Wachstumsriese sucht neuen Steuermann

Die 750 Partner der Boston Consulting Group (BCG) wählen derzeit einen neuen Mann an ihrer Spitze. Nach drei Amtsperioden hinterlässt der bisherige BCG-Weltchef Hans-Paul Bürkner ein Beratungshaus, das ökonomisch blendend dasteht. Unter dem harten Vertriebs- und Wachstumskurs des Ostfriesen jedoch habe die Firmenkultur schwer gelitten, schreibt die WirtschaftsWoche.

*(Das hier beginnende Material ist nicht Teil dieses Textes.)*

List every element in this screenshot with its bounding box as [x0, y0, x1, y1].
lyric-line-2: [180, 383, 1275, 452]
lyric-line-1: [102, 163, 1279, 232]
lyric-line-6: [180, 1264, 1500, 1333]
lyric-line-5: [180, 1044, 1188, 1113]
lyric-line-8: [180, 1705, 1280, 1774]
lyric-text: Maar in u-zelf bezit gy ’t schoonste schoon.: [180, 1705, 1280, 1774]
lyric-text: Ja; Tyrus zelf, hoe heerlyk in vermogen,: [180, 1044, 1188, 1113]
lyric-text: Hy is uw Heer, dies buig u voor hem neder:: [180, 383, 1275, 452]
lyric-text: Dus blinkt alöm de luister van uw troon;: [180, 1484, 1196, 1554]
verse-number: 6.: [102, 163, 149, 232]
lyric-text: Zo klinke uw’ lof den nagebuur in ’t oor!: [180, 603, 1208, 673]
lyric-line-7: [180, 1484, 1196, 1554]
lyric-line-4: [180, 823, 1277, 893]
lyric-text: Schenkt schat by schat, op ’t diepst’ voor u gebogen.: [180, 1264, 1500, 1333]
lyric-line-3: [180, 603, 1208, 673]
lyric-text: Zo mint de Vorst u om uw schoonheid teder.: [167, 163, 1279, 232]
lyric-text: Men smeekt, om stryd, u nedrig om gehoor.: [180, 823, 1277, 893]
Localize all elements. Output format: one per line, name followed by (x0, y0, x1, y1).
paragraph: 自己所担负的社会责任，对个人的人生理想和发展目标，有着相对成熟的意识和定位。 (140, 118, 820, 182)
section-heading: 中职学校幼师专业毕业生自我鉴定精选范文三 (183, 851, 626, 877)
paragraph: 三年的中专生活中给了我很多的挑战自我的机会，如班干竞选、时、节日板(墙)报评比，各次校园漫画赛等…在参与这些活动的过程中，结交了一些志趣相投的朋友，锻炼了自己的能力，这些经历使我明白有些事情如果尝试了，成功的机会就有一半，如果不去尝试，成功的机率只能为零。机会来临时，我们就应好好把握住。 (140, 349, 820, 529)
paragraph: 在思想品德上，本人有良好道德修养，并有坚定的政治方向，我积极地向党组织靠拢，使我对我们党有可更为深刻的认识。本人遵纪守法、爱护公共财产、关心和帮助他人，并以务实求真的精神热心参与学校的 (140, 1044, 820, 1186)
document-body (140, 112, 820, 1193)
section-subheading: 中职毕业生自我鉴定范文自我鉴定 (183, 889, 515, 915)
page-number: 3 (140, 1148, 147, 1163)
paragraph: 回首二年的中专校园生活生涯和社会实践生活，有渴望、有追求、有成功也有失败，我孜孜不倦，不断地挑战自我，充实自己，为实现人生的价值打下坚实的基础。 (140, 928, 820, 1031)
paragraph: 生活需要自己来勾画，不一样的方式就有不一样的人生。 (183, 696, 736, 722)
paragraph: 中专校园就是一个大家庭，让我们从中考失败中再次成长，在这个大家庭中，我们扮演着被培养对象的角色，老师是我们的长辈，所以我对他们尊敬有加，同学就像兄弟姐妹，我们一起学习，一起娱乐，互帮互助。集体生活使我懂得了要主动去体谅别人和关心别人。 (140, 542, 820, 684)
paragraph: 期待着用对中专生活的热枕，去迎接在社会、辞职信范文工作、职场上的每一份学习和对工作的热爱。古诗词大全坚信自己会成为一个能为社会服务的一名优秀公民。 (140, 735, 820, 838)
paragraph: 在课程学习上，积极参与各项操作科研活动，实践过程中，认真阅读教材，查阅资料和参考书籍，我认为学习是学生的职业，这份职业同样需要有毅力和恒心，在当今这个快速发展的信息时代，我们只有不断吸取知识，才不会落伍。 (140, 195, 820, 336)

Für Jungconsultants, die noch keine Vertriebsverantwortung spüren, bietet BCG fast paradiesische Bedingungen. Denn je dynamischer ein Beratungshaus wächst, desto mehr Karrierechancen ergeben sich in der Pyramide, die nach dem Up-or-Out-Prinzip funktioniert. Und gewachsen ist das Unternehmen unter Bürkners Ägide deutlich - zwischen 2004 und 2010 hat sich der Umsatz von 1,5 Milliarden auf knapp 3,6 Milliarden US-Dollar mehr als verdoppelt. Sollte der Bürkner-Nachfolger an der bisherigen Vertriebsstrategie festhalten, dürfte das Ende der Fahnenstange auch noch längst nicht erreicht sein. Doch genau dieser harte Vertriebskurs ist innerhalb der Partnerschaft heftig umstritten.

Die einen meinen: Lasst uns den Branchenprimus McKinsey überholen, die anderen sind besorgt, dass die Marke BCG durch übertriebene Verkaufsorientierung Schaden nehmen könnte und die Qualität der Beratung bereits gelitten hat. Fakt ist: Früher war die Rollenverteilung ganz einfach, die von McKinsey waren die Bösen, die von BCG die Guten. "Wo die als arrogant verschrieenen Meckies als harte Sanierer mit der Kettensäge durch das Unternehmen wirbelten und die Kosten kappten, bemühten sich die freundlichen BCG-Berater mit den Betroffenen um kreative Wachstumslösungen", heißt es in der Wiwo.

Die Bürkner-Kritiker wünschen sich eine stärkere Konzentration auf kluge Inhalte statt auf das Schnüren verkaufsfähiger Produkte. Der hohe Vertriebsdruck schürt vor allem bei jüngeren Partnern die Angst, nicht genügend Geschäft reinzuholen und irgendwann deshalb durchs Rost zu fallen. Wer BCG in Zukunft leiten wird, entscheidet sich voraussichtlich in den nächsten vier bis sechs Wochen.